Example: ROEQ and MOM12M in 2021-12


Get data from the SQL database as before

Fit a classification tree

from sklearn.tree import DecisionTreeClassifier

data['class'] = data.ret.transform(
  lambda x: pd.qcut(x, 3, labels=(0, 1, 2))
)
X = data[["roeq", "mom12m"]]
y = data["class"]

model = DecisionTreeClassifier(
  max_depth=2, 
  random_state=0
)
model.fit(X, y)

View the classification tree

from sklearn.tree import plot_tree
import matplotlib.pyplot as plt

plot_tree(model)
plt.show()

Confusion matrix

from sklearn.metrics import ConfusionMatrixDisplay
ConfusionMatrixDisplay.from_estimator(model, X=X, y=y)
plt.show()

Predicted class probabilities

  • Three of the four leaves have a plurality of High, so all observations in those leaves get a prediction of High.
  • But the three leaves are not the same.
  • The fraction of Highs in a leaf is the probability that an observation in the leaf is High.

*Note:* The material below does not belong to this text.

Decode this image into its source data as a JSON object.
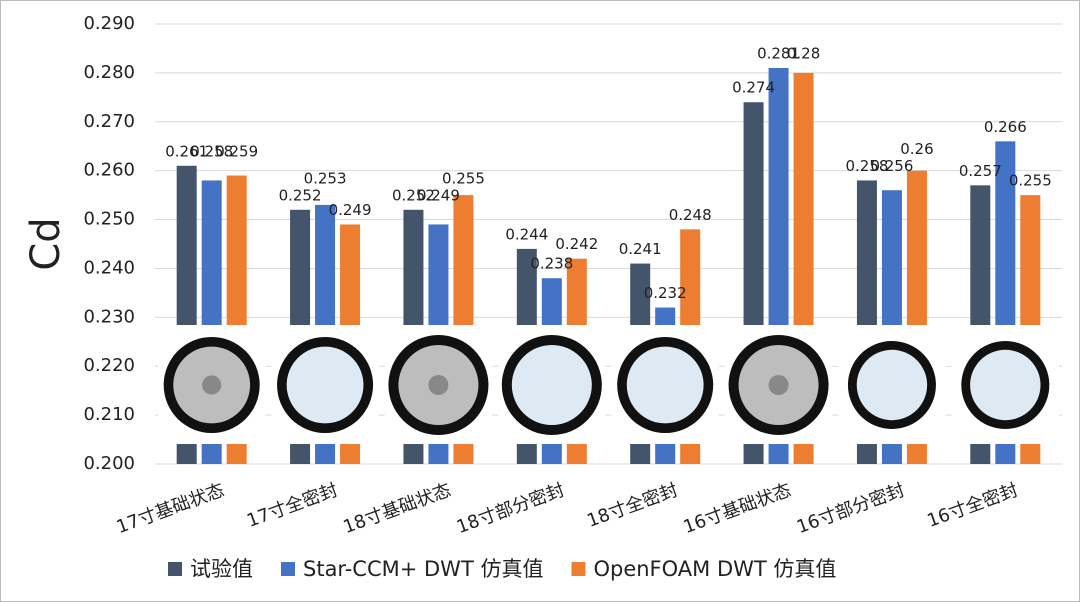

The probabilities are
    • 53/69 = 77%
    • 315/695 = 45%
    • 409/1664 = 25%
    • 70/114 = 61%

Fit a regression tree

from sklearn.tree import DecisionTreeRegressor

X = data[["roeq", "mom12m"]]
y = data["ret"]

model = DecisionTreeRegressor(
  max_depth=2,
  random_state=0
)
model.fit(X, y)

View the regression tree

plot_tree(model)
plt.show()

Predicting ranks

data['rnk'] = data.ret.rank(pct=True)

X = data[["roeq", "mom12m"]]
y = data["rnk"]

model = DecisionTreeRegressor(
  max_depth=2,
  random_state=0
)
model.fit(X, y)

View the regression tree for ranks

plot_tree(model)
plt.show()

Predicting numerical classes

X = data[["roeq", "mom12m"]]
y = data["class"]

model = DecisionTreeRegressor(
  max_depth=2,
  random_state=0
)
model.fit(X, y)

View the regression tree for classes

plot_tree(model)
plt.show()